Fast forward to the beginning of the 2016-2017 NBA Regular Season. It was time for Taurean to prove that his success in the Summer League wasn’t a fluke, and that he belonged in the association. As is accustomed to nearly every rookie’s first lap in the league, Taurean experienced his fair share of ups and downs. One night he would get a 4 minute spurt in the first half, followed by a few DNP-CD’s, finally rounded off by a 19 minute stretch of action here and there. He made the most of his ample opportunities to start the year, shooting over 47% through November and averaging 12.8 points per 36 minutes. He would occasionally get every fans attention with the highlight dunks he was known for at Baylor, such as his poster jam on Greg Monroe on November 16th.  He could also be seen overly celebrating plays on the bench in sort of a Bazemore-esque role.  Two of his most notable celebrations included a very ferocious “dab” following a game winning shot by Dennis Schroder and his mimicry of Kent Bazemore following a corner three.

This trend continued throughout the 2016 calendar year until Taurean began his 1st of two stints in the NBA’s Development League. Through 5 games in the D-League, Taurean Prince averaged 20.6 points, 7.6 rebounds, 2.2 assists, and 1.6 steals per contest. Even more impressively, this all came on 50% shooting from the field and in only 28.2 minutes per game. He was by far the Long Island Nets’ best player the second he arrived, and it went a long way with improving his confidence and feel for the game. Back with the Hawks for good in early February, Taurean began to see an uptick in minutes with each passing week, a reward for his continued improvement. Some may say his breakout game occurred on Mach 11th against the Memphis Grizzlies, where he accumulated 17 points and 2 steals while only missing one shot in his 31 minutes of action.

Taurean wasn’t done yet. 2 games later, Kent Bazemore goes down with a bruised knee, opening up the opportunity for Taurean to be thrusted in to the starting lineup. This change would eventually become permanent, as Taurean would receive 25-35 minutes on a nightly basis as the team’s starting wing alongside Tim Hardaway Jr. With the rise in minutes came an increase in points per game, as Taurean averaged nearly 11 points per contest following the Memphis game on March 11th. He also dropped a career high 20 points in a 7 point victory against the top-seeded Boston Celtics, a game that was nationally televised on TNT. The Hawks finished with the 5th seed in the Eastern Conference, and a new beast awaited Taurean and his teammates, the playoffs.

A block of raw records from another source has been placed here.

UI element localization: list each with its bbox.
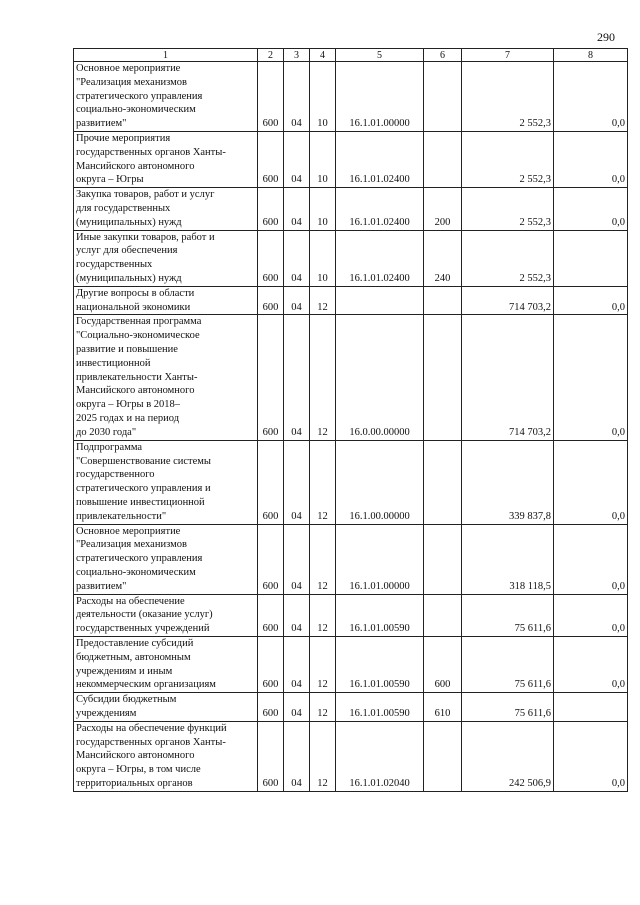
ministry-code: 600	[258, 188, 284, 230]
amount-secondary: 0,0	[554, 315, 628, 440]
target-article-code: 16.1.01.02400	[336, 230, 424, 286]
ministry-code: 600	[258, 132, 284, 188]
subsection-code: 10	[310, 188, 336, 230]
amount-secondary: 0,0	[554, 286, 628, 315]
column-header: 8	[554, 49, 628, 62]
expense-name: Государственная программа "Социально-экономическое развитие и повышение инвестиционной привлекательности Ханты- Мансийского автономного округа – Югры в 2018– 2025 годах и на период до 2030 года"	[74, 315, 258, 440]
target-article-code: 16.0.00.00000	[336, 315, 424, 440]
table-row	[74, 62, 628, 132]
amount: 242 506,9	[462, 721, 554, 791]
target-article-code: 16.1.01.00000	[336, 524, 424, 594]
target-article-code: 16.1.00.00000	[336, 440, 424, 524]
amount: 75 611,6	[462, 594, 554, 636]
expense-name: Иные закупки товаров, работ и услуг для обеспечения государственных (муниципальных) нужд	[74, 230, 258, 286]
table-row	[74, 721, 628, 791]
amount-secondary: 0,0	[554, 636, 628, 692]
amount-secondary: 0,0	[554, 524, 628, 594]
amount: 714 703,2	[462, 286, 554, 315]
table-row	[74, 524, 628, 594]
subsection-code: 12	[310, 440, 336, 524]
section-code: 04	[284, 693, 310, 722]
column-header: 7	[462, 49, 554, 62]
column-header: 3	[284, 49, 310, 62]
section-code: 04	[284, 230, 310, 286]
budget-table	[73, 48, 628, 792]
expense-type-code	[424, 594, 462, 636]
subsection-code: 12	[310, 315, 336, 440]
page-number: 290	[597, 30, 615, 44]
amount-secondary	[554, 693, 628, 722]
table-row	[74, 636, 628, 692]
target-article-code: 16.1.01.00590	[336, 693, 424, 722]
expense-type-code	[424, 286, 462, 315]
subsection-code: 12	[310, 693, 336, 722]
subsection-code: 12	[310, 286, 336, 315]
subsection-code: 12	[310, 594, 336, 636]
amount: 2 552,3	[462, 62, 554, 132]
section-code: 04	[284, 286, 310, 315]
amount-secondary: 0,0	[554, 594, 628, 636]
table-row	[74, 286, 628, 315]
table-row	[74, 693, 628, 722]
ministry-code: 600	[258, 286, 284, 315]
column-header: 6	[424, 49, 462, 62]
ministry-code: 600	[258, 594, 284, 636]
target-article-code: 16.1.01.00590	[336, 594, 424, 636]
amount-secondary	[554, 230, 628, 286]
subsection-code: 12	[310, 721, 336, 791]
expense-type-code	[424, 721, 462, 791]
expense-type-code: 240	[424, 230, 462, 286]
expense-type-code: 600	[424, 636, 462, 692]
amount: 2 552,3	[462, 230, 554, 286]
expense-name: Подпрограмма "Совершенствование системы государственного стратегического управления и повышение инвестиционной привлекательности"	[74, 440, 258, 524]
amount: 2 552,3	[462, 188, 554, 230]
section-code: 04	[284, 721, 310, 791]
amount: 75 611,6	[462, 636, 554, 692]
expense-name: Основное мероприятие "Реализация механизмов стратегического управления социально-экономическим развитием"	[74, 62, 258, 132]
expense-type-code	[424, 132, 462, 188]
column-header: 4	[310, 49, 336, 62]
column-header: 2	[258, 49, 284, 62]
section-code: 04	[284, 188, 310, 230]
table-header-row	[74, 49, 628, 62]
expense-name: Основное мероприятие "Реализация механизмов стратегического управления социально-экономическим развитием"	[74, 524, 258, 594]
expense-name: Расходы на обеспечение деятельности (оказание услуг) государственных учреждений	[74, 594, 258, 636]
subsection-code: 10	[310, 230, 336, 286]
expense-name: Расходы на обеспечение функций государственных органов Ханты- Мансийского автономного округа – Югры, в том числе территориальных органов	[74, 721, 258, 791]
table-row	[74, 440, 628, 524]
target-article-code: 16.1.01.02400	[336, 188, 424, 230]
table-row	[74, 230, 628, 286]
amount-secondary: 0,0	[554, 721, 628, 791]
expense-name: Закупка товаров, работ и услуг для государственных (муниципальных) нужд	[74, 188, 258, 230]
section-code: 04	[284, 524, 310, 594]
section-code: 04	[284, 315, 310, 440]
target-article-code: 16.1.01.02400	[336, 132, 424, 188]
section-code: 04	[284, 636, 310, 692]
ministry-code: 600	[258, 721, 284, 791]
target-article-code: 16.1.01.00000	[336, 62, 424, 132]
amount-secondary: 0,0	[554, 440, 628, 524]
subsection-code: 10	[310, 132, 336, 188]
expense-name: Прочие мероприятия государственных органов Ханты- Мансийского автономного округа – Югры	[74, 132, 258, 188]
subsection-code: 12	[310, 524, 336, 594]
expense-name: Субсидии бюджетным учреждениям	[74, 693, 258, 722]
subsection-code: 12	[310, 636, 336, 692]
expense-type-code	[424, 62, 462, 132]
section-code: 04	[284, 440, 310, 524]
section-code: 04	[284, 62, 310, 132]
column-header: 5	[336, 49, 424, 62]
subsection-code: 10	[310, 62, 336, 132]
column-header: 1	[74, 49, 258, 62]
ministry-code: 600	[258, 693, 284, 722]
expense-type-code	[424, 440, 462, 524]
expense-name: Другие вопросы в области национальной экономики	[74, 286, 258, 315]
expense-type-code: 610	[424, 693, 462, 722]
amount-secondary: 0,0	[554, 62, 628, 132]
table-row	[74, 594, 628, 636]
expense-type-code	[424, 524, 462, 594]
amount: 714 703,2	[462, 315, 554, 440]
expense-type-code: 200	[424, 188, 462, 230]
ministry-code: 600	[258, 315, 284, 440]
target-article-code	[336, 286, 424, 315]
amount: 318 118,5	[462, 524, 554, 594]
table-row	[74, 315, 628, 440]
table-row	[74, 188, 628, 230]
ministry-code: 600	[258, 230, 284, 286]
amount: 339 837,8	[462, 440, 554, 524]
target-article-code: 16.1.01.00590	[336, 636, 424, 692]
ministry-code: 600	[258, 440, 284, 524]
table-row	[74, 132, 628, 188]
ministry-code: 600	[258, 62, 284, 132]
ministry-code: 600	[258, 636, 284, 692]
amount: 2 552,3	[462, 132, 554, 188]
amount-secondary: 0,0	[554, 132, 628, 188]
ministry-code: 600	[258, 524, 284, 594]
section-code: 04	[284, 594, 310, 636]
amount: 75 611,6	[462, 693, 554, 722]
amount-secondary: 0,0	[554, 188, 628, 230]
target-article-code: 16.1.01.02040	[336, 721, 424, 791]
expense-name: Предоставление субсидий бюджетным, автономным учреждениям и иным некоммерческим организациям	[74, 636, 258, 692]
expense-type-code	[424, 315, 462, 440]
section-code: 04	[284, 132, 310, 188]
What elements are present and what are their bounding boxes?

Still getting acclimated to his new role, Taurean Prince was relied upon by Coach Bud to be the team’s starting small forward for the 2017 NBA Playoffs, one that featured a first-round matchup against John Wall and the Washington Wizards. For Prince, he was assigned the task of going up against 2017 free agency max contract recipient (probably), Otto Porter. One would expect the nerves of an NBA rookie to be at an all-time high during the playoffs, and perhaps they were, but Taurean didn’t let it impact his poise and level of play. Through 6 games, Taurean continued his high level of play from the end of the regular season, averaging 11.2 points and 5.3 rebounds on 56% shooting. When compared to his soon to be $25+ million counterpart, Taurean was the superior player in nearly every facet of the game.

The Hawks went on to lose the series in 6 games, but this city recognized just how special Taurean Prince can be. For Taurean, this is just the beginning. When interviewed by the AJC’s Chris Vivlamore about his plans going forward now that the season was done, Taurean responded, “Definitely be in the gym a lot. Work out with (assistant coach) Charles. I want to be an even better shooter. I want to be more consistent in that area. Work on my handle better to create for myself and other people. Just plan to take my talents to another level and contribute even more next year.” This demeanor and determination to succeed has bode well for a plethora of other NBA players in the past, and Taurean is no exception. As the Hawks face a summer full of uncertainty, one thing is known for sure, Atlanta has their future small forward.